Тут не одна физиология. Любовь превращена в кумир, стала религиозным чувством. Из любимой создан фантом, мираж. Одиночество, отсутствие социальных скрепов с людьми, голый эгоцентризм заставляют бежать в царство феерий, обожествлять «человеческое и простое». Не будь герой Маяковского «сажень ростом», не обладай он зычным «о-го-го» — он, наверное, нашел бы выход из своего смертного, могильного одиночества в потустороннем мире, сочинил себе подходящего бога и поместил бы его подальше от земли. Но он слишком прирос к земле, слишком любит жизнь, как она есть, и он создает фантом, кумир из своей земной любви. Поразительное дело. Ухающая, ревущая, рвущая, трубная, площадная поэзия Маяковского с открытым и грубым эгоцентризмом, с подчеркнутым презрением ко всем величайшим авторитетам и культурным ценностям, с небрежением, с равнодушием и позевотой «к табуну», как только касается «этой темы», становится кроткой, целомудренной, робкой, неуверенной, нежной, лирической, покорной, просящей и молитвенной. Герой, поставивший надо всеми nihil, ненавидящий все бытовое, сложившееся, вдруг теряет свой нигилизм, бунтарство, свою «нахальность», панибратское, снисходительное похлопывание по плечу кого угодно — Толстого, Руссо, революцию, вселенную — и становится неуклюжим и застенчивым, угловатым гимназистом 6 класса:
Я бегал от зова разинутых окон. Любя убегал — пуская однобоко, пусть лишь стихами лишь шагами ночными. Строчишь и становятся души строчными. И любишь стихом, а в прозе немею. Ну вот не могу сказать, не умею Но где любимая, где моя милая, где — в песне! Любви моей изменил я? Здесь каждый звук чтоб признаться, чтоб крикнуть, А только из песни — ни слова не выкинуть… …Скажу: смотри даже здесь, дорогая, стихами громя обыденщины жуть имя любимое оберегая тебя в проклятьях моих обхожу(«Про это»).
Лев укрощен, посажен в клетку, стал покорным.
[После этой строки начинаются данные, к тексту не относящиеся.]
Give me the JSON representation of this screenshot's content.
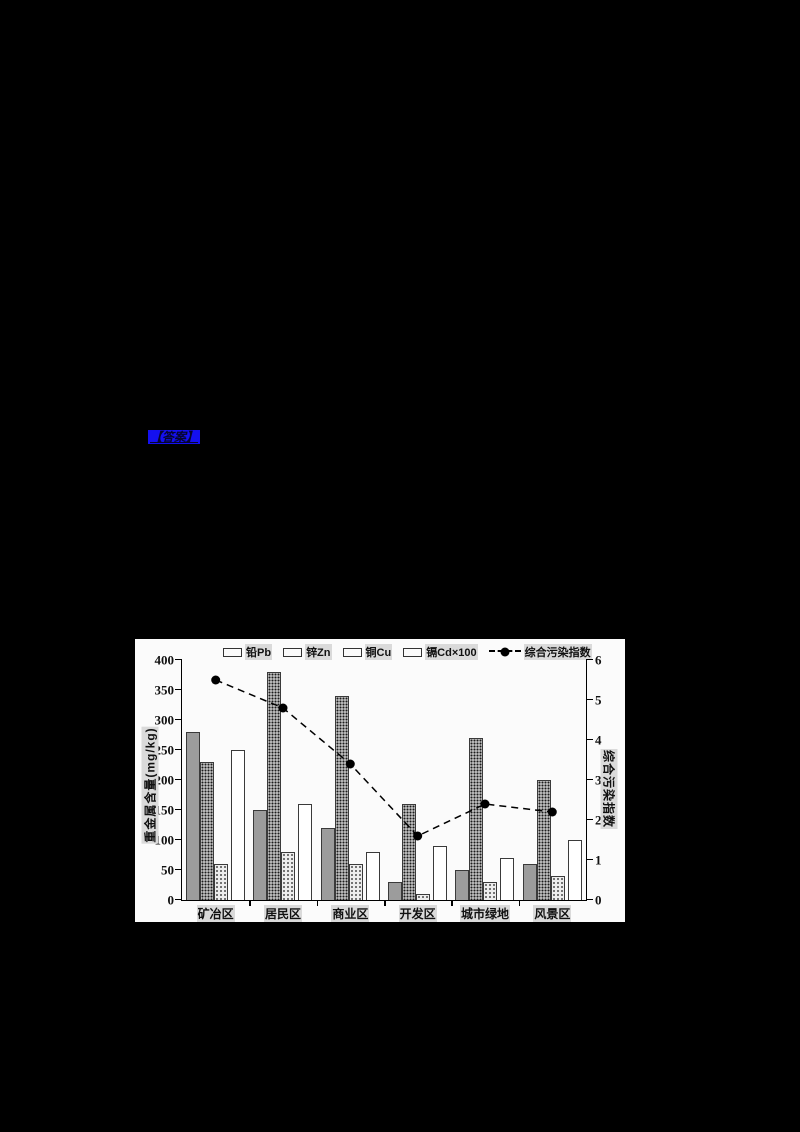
{
  "page": {
    "background": "#000000"
  },
  "answer_link": {
    "text": "【答案】",
    "highlight_color": "#1410f0"
  },
  "chart_data": {
    "type": "bar",
    "title": "",
    "categories": [
      "矿冶区",
      "居民区",
      "商业区",
      "开发区",
      "城市绿地",
      "风景区"
    ],
    "series": [
      {
        "name": "铅Pb",
        "values": [
          280,
          150,
          120,
          30,
          50,
          60
        ]
      },
      {
        "name": "锌Zn",
        "values": [
          230,
          380,
          340,
          160,
          270,
          200
        ]
      },
      {
        "name": "铜Cu",
        "values": [
          60,
          80,
          60,
          10,
          30,
          40
        ]
      },
      {
        "name": "镉Cd×100",
        "values": [
          250,
          160,
          80,
          90,
          70,
          100
        ]
      }
    ],
    "line_series": {
      "name": "综合污染指数",
      "values": [
        5.5,
        4.8,
        3.4,
        1.6,
        2.4,
        2.2
      ],
      "axis": "right",
      "style": "black-dashed-filled-circle"
    },
    "bar_styles": [
      "solid-gray",
      "dense-dot-hatch",
      "light-dot-hatch",
      "white-outline"
    ],
    "ylabel_left": "重金属含量(mg/kg)",
    "ylabel_right": "综合污染指数",
    "ylim_left": [
      0,
      400
    ],
    "ytick_step_left": 50,
    "ylim_right": [
      0,
      6
    ],
    "ytick_step_right": 1,
    "legend_position": "top",
    "grid": false
  }
}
Голодная тоска, страстная исступленность, необузданность желания, нетерпеливое — хочу, сейчас, полностью, для меня, для одного — уступило место стиху — молитве. Крайний индивидуализм переплавился в чувство самоотверженности. Укрощенный строптивый готов ждать годы, всю жизнь, ограничивать себя, он просит лишь «раз отозваться на стих» — не больше. И если бы любимая предложила бунтарю завести герань душистую, повесить клетку с канарейкой и веселенькие занавесочки на окнах — кто знает — он сделал бы это и многое подобное не хуже других, вросших по уши в тину быта. К счастью, любимая лишила героя Маяковского этой муки, когда большого бунтаря покорно приводят в комнату с геранью и кенаром. Она вложила в него другую муку неразделенной, «немыслимой» любви. И он вымаливает, просит, как нищий, боится признаться, немеет. Это про «немыслимую» любовь написано им: «и когда мой голос похабно ухает от часа к часу целые сутки, может быть, Исус Христос нюхает моей души незабудки»[33].